Russian officials portrayed the allegations as part of an anti-Russian campaign intended to entrench Moscow's reputation as an enemy. Accusations against Russia "know no limits", said Deputy Foreign Minister Sergei Ryabkov.
Dutch authorities said they had disrupted the attempt to hack into the Hague-based OPCW in April, a time when the watchdog was looking into both the attack on ex-spy Sergei Skripal in Britain and chemical strikes in Syria that the West has blamed on Russia's ally President Bashar Assad.
Four Russians arrived in the Netherlands on April 10 and were caught three days later with spying equipment at a hotel located next to the OPCW headquarters, the Dutch military intelligence agency said. The men had planned to travel on to a laboratory in Spiez, Switzerland used by the OPCW to analyse samples. Instead, they were expelled to Russia.
The Netherlands released copies of passports of the four, which identified them as Alexey Minin, Oleg Sotnikov, Evgenii Serebriakov and Aleksei Morenets, all in their 30s or 40s.
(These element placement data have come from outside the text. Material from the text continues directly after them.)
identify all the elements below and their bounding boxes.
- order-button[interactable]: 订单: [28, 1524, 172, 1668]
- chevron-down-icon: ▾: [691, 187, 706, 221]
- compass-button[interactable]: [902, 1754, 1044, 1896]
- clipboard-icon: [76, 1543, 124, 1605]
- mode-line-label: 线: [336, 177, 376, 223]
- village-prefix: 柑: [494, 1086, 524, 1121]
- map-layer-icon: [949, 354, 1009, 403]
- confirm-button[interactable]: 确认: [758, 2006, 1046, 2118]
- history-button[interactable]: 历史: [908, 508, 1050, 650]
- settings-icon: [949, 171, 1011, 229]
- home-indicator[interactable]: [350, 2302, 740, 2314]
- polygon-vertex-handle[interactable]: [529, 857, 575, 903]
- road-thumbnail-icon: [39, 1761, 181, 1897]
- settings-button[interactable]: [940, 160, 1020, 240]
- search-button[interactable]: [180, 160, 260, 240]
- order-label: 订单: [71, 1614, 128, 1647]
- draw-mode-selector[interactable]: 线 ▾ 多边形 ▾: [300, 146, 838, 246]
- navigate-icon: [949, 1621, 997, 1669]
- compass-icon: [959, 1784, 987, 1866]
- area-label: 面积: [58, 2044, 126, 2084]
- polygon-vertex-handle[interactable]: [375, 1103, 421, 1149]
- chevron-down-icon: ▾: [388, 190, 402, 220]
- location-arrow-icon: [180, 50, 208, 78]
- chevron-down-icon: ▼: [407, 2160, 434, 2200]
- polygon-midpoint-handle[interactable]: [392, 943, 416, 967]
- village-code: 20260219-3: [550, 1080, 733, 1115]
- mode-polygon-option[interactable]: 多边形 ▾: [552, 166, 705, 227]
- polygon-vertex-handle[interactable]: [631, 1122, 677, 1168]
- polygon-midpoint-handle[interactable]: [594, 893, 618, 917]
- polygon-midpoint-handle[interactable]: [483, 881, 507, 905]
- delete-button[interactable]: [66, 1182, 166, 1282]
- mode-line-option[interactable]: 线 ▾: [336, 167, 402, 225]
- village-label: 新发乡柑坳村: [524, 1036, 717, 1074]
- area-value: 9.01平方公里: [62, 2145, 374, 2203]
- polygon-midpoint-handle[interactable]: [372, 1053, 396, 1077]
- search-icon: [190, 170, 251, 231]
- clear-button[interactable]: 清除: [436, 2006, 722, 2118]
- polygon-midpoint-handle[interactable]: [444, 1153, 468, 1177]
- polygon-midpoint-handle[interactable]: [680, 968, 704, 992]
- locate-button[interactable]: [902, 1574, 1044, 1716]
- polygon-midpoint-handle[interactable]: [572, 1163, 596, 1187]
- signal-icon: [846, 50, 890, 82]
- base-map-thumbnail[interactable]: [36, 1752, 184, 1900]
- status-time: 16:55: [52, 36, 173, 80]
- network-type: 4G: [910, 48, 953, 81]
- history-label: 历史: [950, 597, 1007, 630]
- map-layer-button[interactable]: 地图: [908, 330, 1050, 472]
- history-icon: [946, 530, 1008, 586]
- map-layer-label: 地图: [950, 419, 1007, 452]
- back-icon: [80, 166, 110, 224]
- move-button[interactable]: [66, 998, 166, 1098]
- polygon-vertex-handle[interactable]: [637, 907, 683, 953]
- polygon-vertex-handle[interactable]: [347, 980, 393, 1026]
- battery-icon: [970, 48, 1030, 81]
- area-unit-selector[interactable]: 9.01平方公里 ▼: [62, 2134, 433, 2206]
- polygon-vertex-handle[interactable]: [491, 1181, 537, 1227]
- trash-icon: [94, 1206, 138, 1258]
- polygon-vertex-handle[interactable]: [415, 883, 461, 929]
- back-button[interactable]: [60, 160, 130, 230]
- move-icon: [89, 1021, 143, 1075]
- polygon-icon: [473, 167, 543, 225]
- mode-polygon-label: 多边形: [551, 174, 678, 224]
Reuters was not immediately able to contact them.
Earlier on Thursday, Britain released an assessment based on work by its National Cyber Security Centre (NCSC), which cast Russia's GRU military intelligence agency as a cyber aggressor which used a network of hackers to sow worldwide discord.
The GRU, Britain said, was almost certainly behind the BadRabbit and World Anti-Doping Agency hacking attacks of 2017, the hack of the US Democratic National Committee (DNC) in 2016 and the theft of emails from a UK-based TV station in 2015.
"The GRU's actions are reckless and indiscriminate: they try to undermine and interfere in elections in other countries," said British Foreign Secretary Jeremy Hunt. "Our message is clear—together with our allies, we will expose and respond to the GRU's attempts to undermine international stability."
The GRU, now formally known in Russia by a shorter acronym GU, is the agency Britain has blamed for sending two agents to kill Skripal—himself a former GRU agent—with a nerve agent sprayed on his door. Russia says the two men were sightseers who visited Skripal's home town twice on a weekend trip to England.
Skripal, his daughter and a police officer fell seriously ill and a British woman later died from poison her partner found in a discarded perfume bottle.
After the Skripal poisoning, dozens of Western countries launched the biggest expulsion of Russian spies working under diplomatic cover since the height of the Cold War. Moscow replied with expulsions of Westerners.
In a separate case on Thursday, a Norwegian court extended for a second two-week period the detention of a Russian citizen suspected of spying on Norway's parliament. Norway arrested Mikhail Bochkaryov on Sept. 21 as he was about to fly out of the country. Moscow says he is a Russian parliamentary staff member and has demanded Oslo lift the "absurd charges".
Britain said the GRU was associated with a host of hackers including APT 28, Fancy Bear, Sofacy, Pawnstorm, Sednit, CyberCaliphate, Cyber Berkut and Voodoo Bear.
The United States has sanctioned GRU officers including its chief, Igor Korobov, in 2016 and 2018 for attempted interference in the 2016 US elections and cyber attacks.